Actually this is an IV-opt issue rather than a RA/PRE issue. For GCC 4.1.1 targeting an internal PPC port, I get the following on the tree level at the end: <L1>:; D.2011 = (long int *) ivtmp.92; MEM[base: &AA, index: D.2011] = MEM[base: &A, index: D.2011]; MEM[base: &BB, index: D.2011] = MEM[base: &B, index: D.2011]; ivtmp.92 = ivtmp.92 + 4B; if (ivtmp.92 != 2044B) goto <L1>; else goto <L49>; Which should show that this is IV-opts issue rather than a PRE issue at all.
One other tidbit: the MIPS SDE 3.4.4-based toolchain produced the desired code for this test case. It's really a 4.* regression, not an enhancement.
n
Maybe I'm just being clueless here, but I don't understand why this bug was re-categorized. In my original analysis, I traced the bad code directly to the RA pass un-doing the results of previous optimizations. Andrew, if you think it is going wrong somewhere else, can you provide more details as to where, and what code you think ought to be coming out of that pass that isn't? I could perhaps chew on this some more if I knew what to look for.
This bug appears to be fixed in mainline HEAD now. Here's an excerpt showing the generated code for the inner loop in the example program now: addiu $21,$28,%gp_rel(AA) addiu $10,$28,%gp_rel(A) addiu $20,$28,%gp_rel(BB) addiu $9,$28,%gp_rel(B) li $19,2044 # 0x7fc li $18,10 # 0xa move $2,$0 .L3: addu $8,$10,$2 addu $3,$9,$2 lw $24,0($8) addu $14,$21,$2 lw $8,0($3) addu $3,$20,$2 addiu $2,$2,4 sw $24,0($14) bne $2,$19,.L3 sw $8,0($3) All 4 gp_rel address computations pulled outside the loop, and only 5 adds inside. I'm not sure what fixed this, but it does seem fixed.

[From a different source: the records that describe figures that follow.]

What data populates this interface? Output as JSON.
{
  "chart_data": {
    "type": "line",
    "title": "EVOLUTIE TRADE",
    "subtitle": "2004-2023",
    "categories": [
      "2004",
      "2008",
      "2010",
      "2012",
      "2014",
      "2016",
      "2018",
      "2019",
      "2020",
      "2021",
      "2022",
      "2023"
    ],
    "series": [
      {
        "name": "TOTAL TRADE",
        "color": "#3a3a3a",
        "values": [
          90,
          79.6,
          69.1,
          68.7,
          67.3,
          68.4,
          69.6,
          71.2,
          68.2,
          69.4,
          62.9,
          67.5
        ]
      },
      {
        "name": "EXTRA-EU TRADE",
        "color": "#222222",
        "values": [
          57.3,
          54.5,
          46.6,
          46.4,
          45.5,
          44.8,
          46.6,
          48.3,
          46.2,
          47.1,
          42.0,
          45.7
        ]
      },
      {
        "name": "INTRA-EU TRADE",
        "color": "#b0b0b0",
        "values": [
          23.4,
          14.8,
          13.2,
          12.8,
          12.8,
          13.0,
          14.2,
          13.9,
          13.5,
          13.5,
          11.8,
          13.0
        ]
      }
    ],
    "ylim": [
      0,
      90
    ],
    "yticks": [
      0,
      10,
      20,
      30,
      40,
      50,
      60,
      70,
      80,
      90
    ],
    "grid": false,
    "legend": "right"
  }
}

I tweaked IVOPTS a few months ago to help in similar cases on PowerPC: 2009-05-29 Eric Botcazou <ebotcazou@adacore.com> * tree-ssa-loop-ivopts.c (strip_offset_1) <MULT_EXPR>: New case. (force_expr_to_var_cost) <NEGATE_EXPR>: Likewise. (ptr_difference_cost): Use affine combinations to compute it. (difference_cost): Likewise. (get_computation_cost_at): Compute more accurate cost for addresses if the ratio is a multiplier allowed in addresses. For non-addresses, consider that an additional offset or symbol is added only once. Maybe this helped for MIPS in this case.